Against the transnational famine pressures, some emerging nations are imposing export surcharges on rice. Combined with increases from U.S. and European Union monopoly speculation, this too exacerbates the famine threat in food-poor nations. There are food riots in Egypt, Pakistan, Philippines, Haiti and elsewhere.

What are the solutions? 1) A massive and immediate aid program for food-poor nations. 2) Ending the “bio-fuel” madness. It is not saving energy, nor is it the path to world peace. 3) There can be no half-hearted, wait-and-see approaches to energy research and policy reform to weaken the oil industry’s grip on energy policy. 4) A U.S. government fully committed to reforming the inequities of globalization — it is only in the global arena where the power of transnational corporations can be constrained and balances restored in energy and food. 5) Pursuit of alternatives to war that make peaceful management of the allocation of food and energy possible.

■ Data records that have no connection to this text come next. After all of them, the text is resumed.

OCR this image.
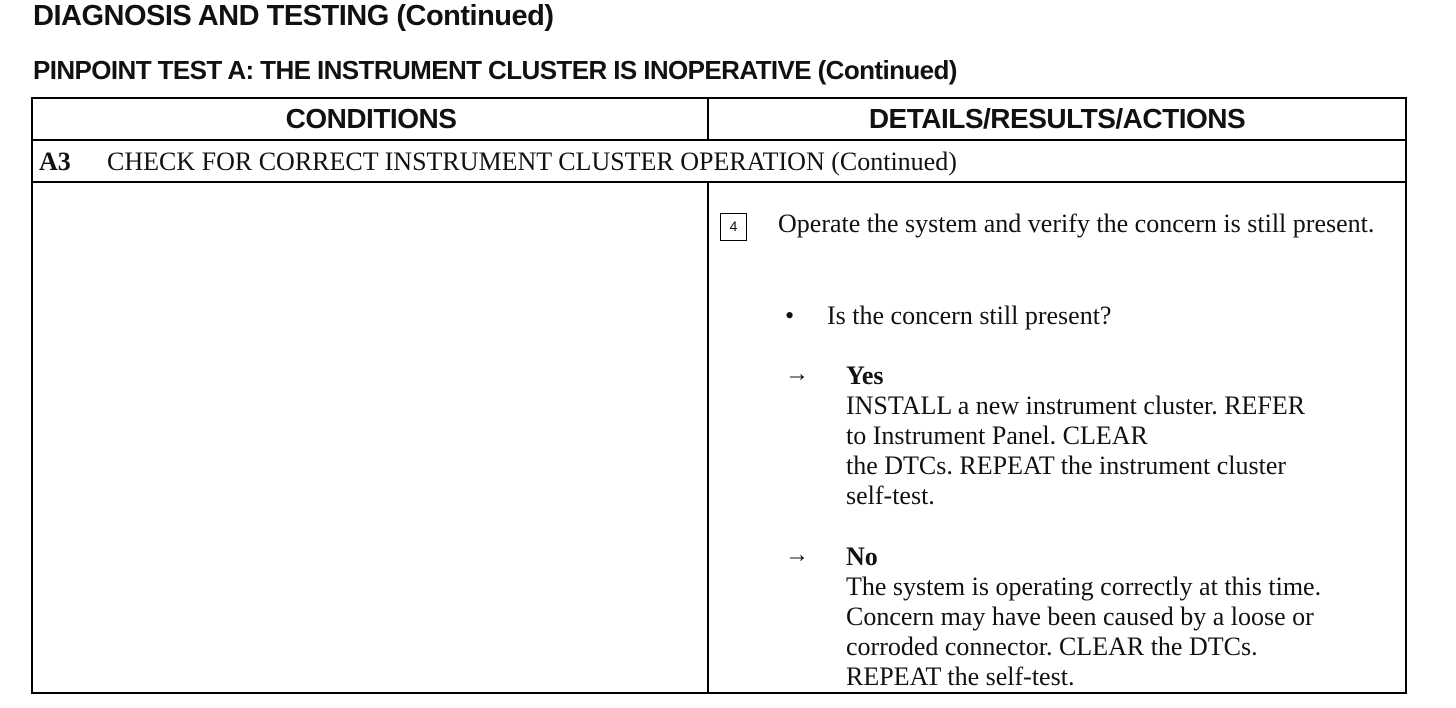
DIAGNOSIS AND TESTING (Continued)
PINPOINT TEST A: THE INSTRUMENT CLUSTER IS INOPERATIVE (Continued)
CONDITIONS	DETAILS/RESULTS/ACTIONS
A3 CHECK FOR CORRECT INSTRUMENT CLUSTER OPERATION (Continued)
4	Operate the system and verify the concern is still present.
• Is the concern still present?
→ Yes
INSTALL a new instrument cluster. REFER
to Instrument Panel. CLEAR
the DTCs. REPEAT the instrument cluster
self-test.
→ No
The system is operating correctly at this time.
Concern may have been caused by a loose or
corroded connector. CLEAR the DTCs.
REPEAT the self-test.
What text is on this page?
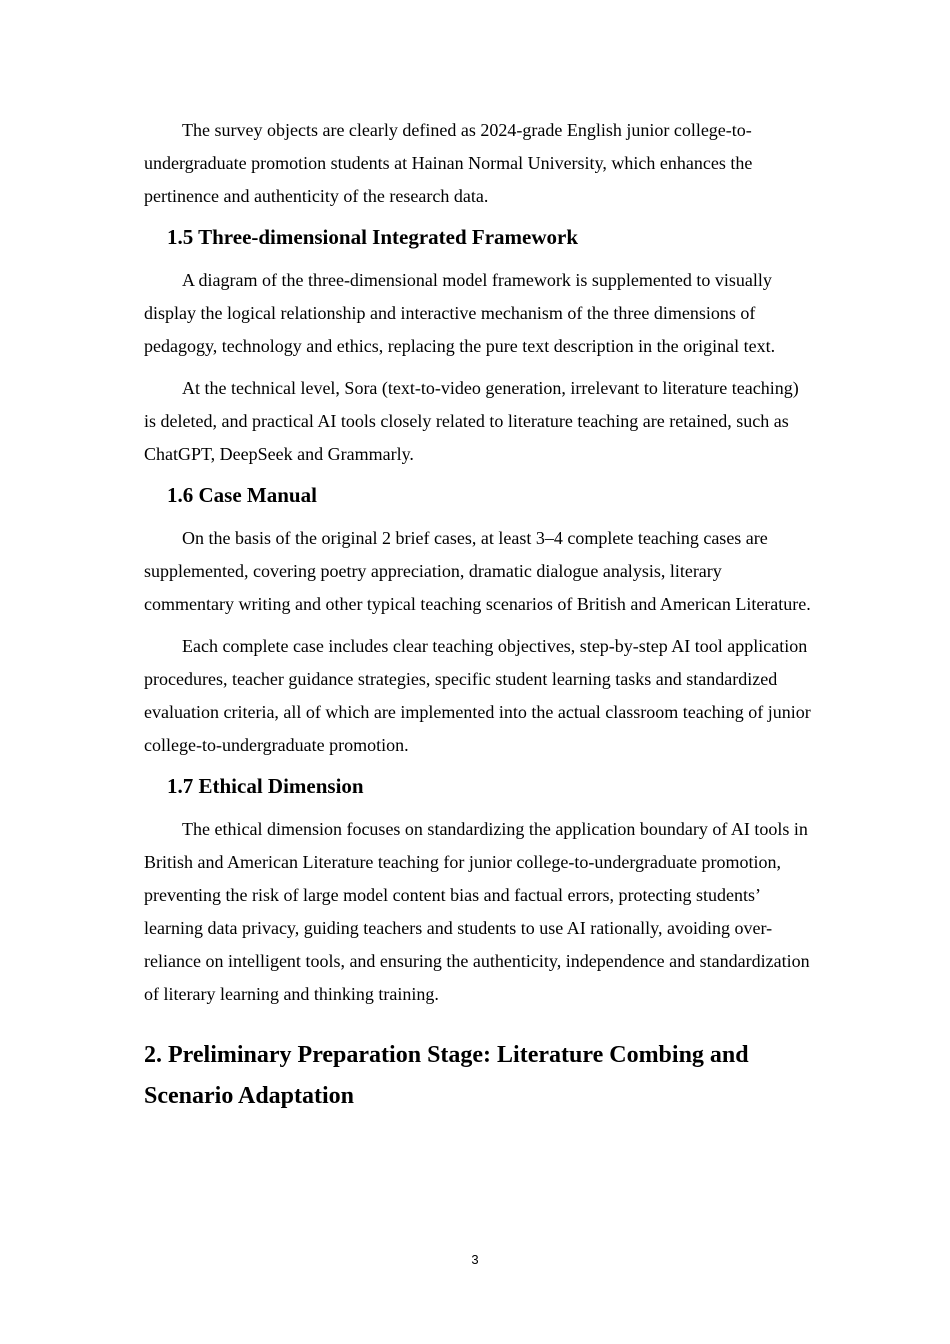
The survey objects are clearly defined as 2024-grade English junior college-to-undergraduate promotion students at Hainan Normal University, which enhances the pertinence and authenticity of the research data.

1.5 Three-dimensional Integrated Framework

A diagram of the three-dimensional model framework is supplemented to visually display the logical relationship and interactive mechanism of the three dimensions of pedagogy, technology and ethics, replacing the pure text description in the original text.

At the technical level, Sora (text-to-video generation, irrelevant to literature teaching) is deleted, and practical AI tools closely related to literature teaching are retained, such as ChatGPT, DeepSeek and Grammarly.

1.6 Case Manual

On the basis of the original 2 brief cases, at least 3–4 complete teaching cases are supplemented, covering poetry appreciation, dramatic dialogue analysis, literary commentary writing and other typical teaching scenarios of British and American Literature.

Each complete case includes clear teaching objectives, step-by-step AI tool application procedures, teacher guidance strategies, specific student learning tasks and standardized evaluation criteria, all of which are implemented into the actual classroom teaching of junior college-to-undergraduate promotion.

1.7 Ethical Dimension

The ethical dimension focuses on standardizing the application boundary of AI tools in British and American Literature teaching for junior college-to-undergraduate promotion, preventing the risk of large model content bias and factual errors, protecting students’ learning data privacy, guiding teachers and students to use AI rationally, avoiding over-reliance on intelligent tools, and ensuring the authenticity, independence and standardization of literary learning and thinking training.

2. Preliminary Preparation Stage: Literature Combing and Scenario Adaptation
3
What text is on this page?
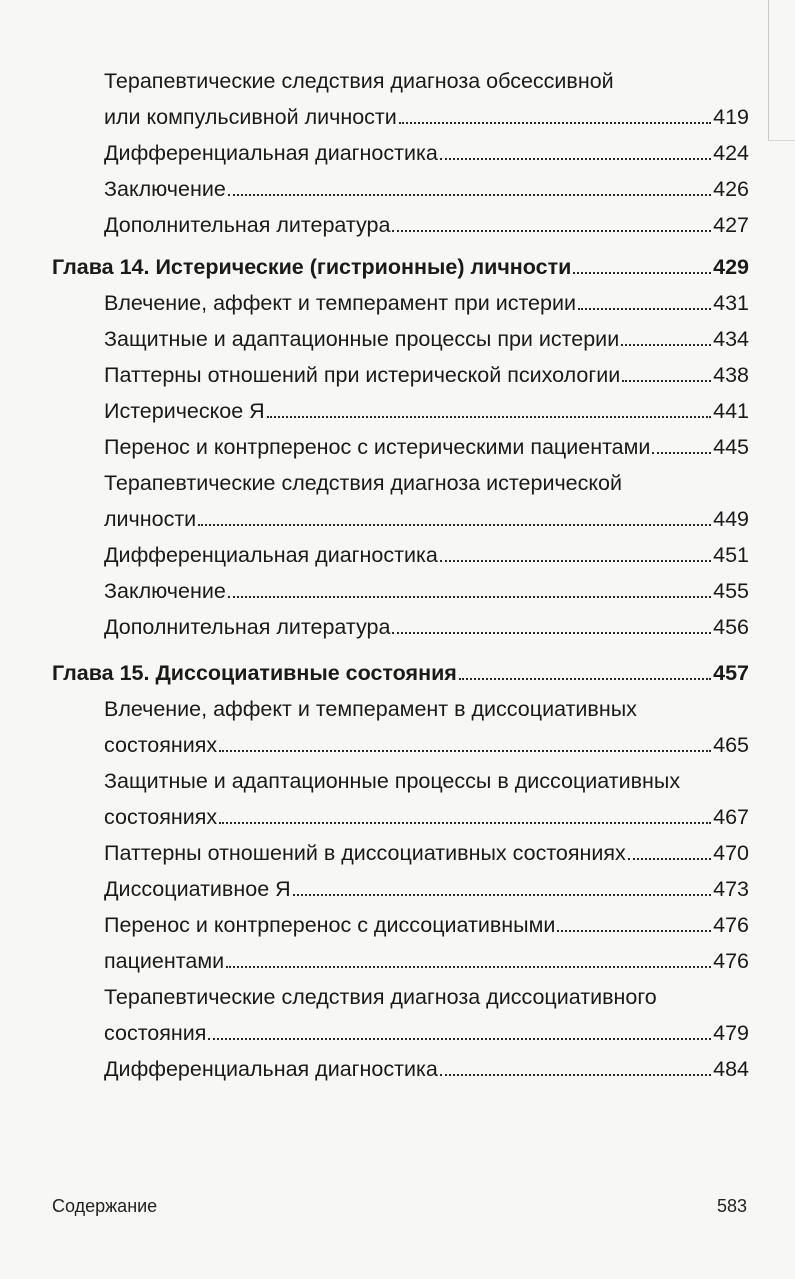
Терапевтические следствия диагноза обсессивной
или компульсивной личности	419
Дифференциальная диагностика	424
Заключение	426
Дополнительная литература	427
Глава 14. Истерические (гистрионные) личности	429
Влечение, аффект и темперамент при истерии	431
Защитные и адаптационные процессы при истерии	434
Паттерны отношений при истерической психологии	438
Истерическое Я	441
Перенос и контрперенос с истерическими пациентами	445
Терапевтические следствия диагноза истерической
личности	449
Дифференциальная диагностика	451
Заключение	455
Дополнительная литература	456
Глава 15. Диссоциативные состояния	457
Влечение, аффект и темперамент в диссоциативных
состояниях	465
Защитные и адаптационные процессы в диссоциативных
состояниях	467
Паттерны отношений в диссоциативных состояниях	470
Диссоциативное Я	473
Перенос и контрперенос с диссоциативными	476
пациентами	476
Терапевтические следствия диагноза диссоциативного
состояния	479
Дифференциальная диагностика	484
Содержание	583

There is something we can do locally as well. Thanks in part to the propaganda of the world’s greatest chefs and their local independent farming friends, new, scientific methods and study are giving a rebirth to locally grown foods, including beef and chicken. It used to be that folks ate chickens in summer, beef in winter. Spring, summer, fall all had their own special vegetables and grains. You produced your own food or bought it locally. You still can! If you have not read it already, check out Michael Pollan’s great book, “The Omnivore’s Dilemma.”

It’s true that local-scaled agriculture could deliver the seasonal or regional menu of your choice throughout the year. But we all know it’s not the whole story, and never will be. Without reforms to globalization that can only be realized by the commitment of all nations to stronger international institutions, war and starvation will rob us of all this, and the dinner plates will be empty.